As for the baseline systems, for the MultiClinNER subtask the prediction baseline will be based on vocabulary transfer results derived from the training set entities, combined with gazetteer lookup on the test set corpus. For the MultiClinCorpus task, a simple lexical lookup of translated entity mentions will serve as the baseline.

More information coming soon!

Metrics Definition

The following metrics are reported:

Micro-F1: Micro-averaged F1-score computed over all sentence segmentation decisions.
Micro-Precision: Micro-averaged precision over all sentence segmentation decisions.
Micro-Recall: Micro-averaged recall over all sentence segmentation decisions.
Macro-F1: Macro-averaged F1-score computed at the document (note) level.
Macro-Precision: Macro-averaged precision at the document level.
Macro-Recall: Macro-averaged recall at the document level.

Ranking Criteria

The official ranking of submissions will be determined according to the following priority:

Micro F1-score
Macro F1-score

Additional metrics are reported for completeness and analysis purposes.

For full implementation details, participants are encouraged to consult the official evaluation scripts.

Submission

The official submission process for MultiClinAI will be conducted through the CodaBench evaluation platform.

Step 1 – Prepare your submission files

Teams must prepare a single ZIP file containing all the run.tsv files corresponding to the submitted runs.

Each run.tsv file must be a tab-separated (.tsv) file and must include a header with exactly the following columns:

filename
label
start_span
end_span
text

All columns are mandatory. The start_span and end_span values must correspond to character offsets in the original document text.

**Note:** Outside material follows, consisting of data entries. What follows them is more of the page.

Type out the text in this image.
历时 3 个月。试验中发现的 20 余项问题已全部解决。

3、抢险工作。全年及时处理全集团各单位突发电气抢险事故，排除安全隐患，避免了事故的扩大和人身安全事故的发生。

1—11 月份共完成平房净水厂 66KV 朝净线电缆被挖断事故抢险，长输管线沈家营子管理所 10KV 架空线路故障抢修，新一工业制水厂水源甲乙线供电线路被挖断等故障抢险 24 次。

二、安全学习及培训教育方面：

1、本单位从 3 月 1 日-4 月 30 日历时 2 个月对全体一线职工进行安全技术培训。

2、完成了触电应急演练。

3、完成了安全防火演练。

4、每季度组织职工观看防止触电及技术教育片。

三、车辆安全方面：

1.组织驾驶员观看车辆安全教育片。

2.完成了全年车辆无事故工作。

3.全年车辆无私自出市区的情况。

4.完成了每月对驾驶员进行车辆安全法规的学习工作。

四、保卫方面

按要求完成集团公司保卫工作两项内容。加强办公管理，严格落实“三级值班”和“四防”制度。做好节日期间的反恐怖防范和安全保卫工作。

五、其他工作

Files that do not strictly follow this format may be rejected by the evaluation system.

Step 2 – Upload to evaluation platform

The ZIP file must be uploaded to the official MultiClinAI task page on our evaluation platform during the evaluation phase.

The evaluation platform will automatically validate and score the submission. Only submissions successfully uploaded to the evaluation platform will be considered official and included in the ranking.

Step 3 – Send backup email (mandatory)

Immediately after uploading to the evaluation platform, teams must send an email to the task organizers including:

The exact same ZIP file uploaded to CodaBench (as a backup copy).
A mandatory README file describing in detail the methodology used for each submitted run.

The README must clearly explain the approach followed for each run (e.g., model architecture, training procedure, external resources, prompting strategy, projection method, hyperparameters, and any additional data used).

Submissions without a README will be considered incomplete and may not be included in the final evaluation or official results.

Detailed deadlines, submission limits, and the official evaluation platform link will be announced before the evaluation phase opens.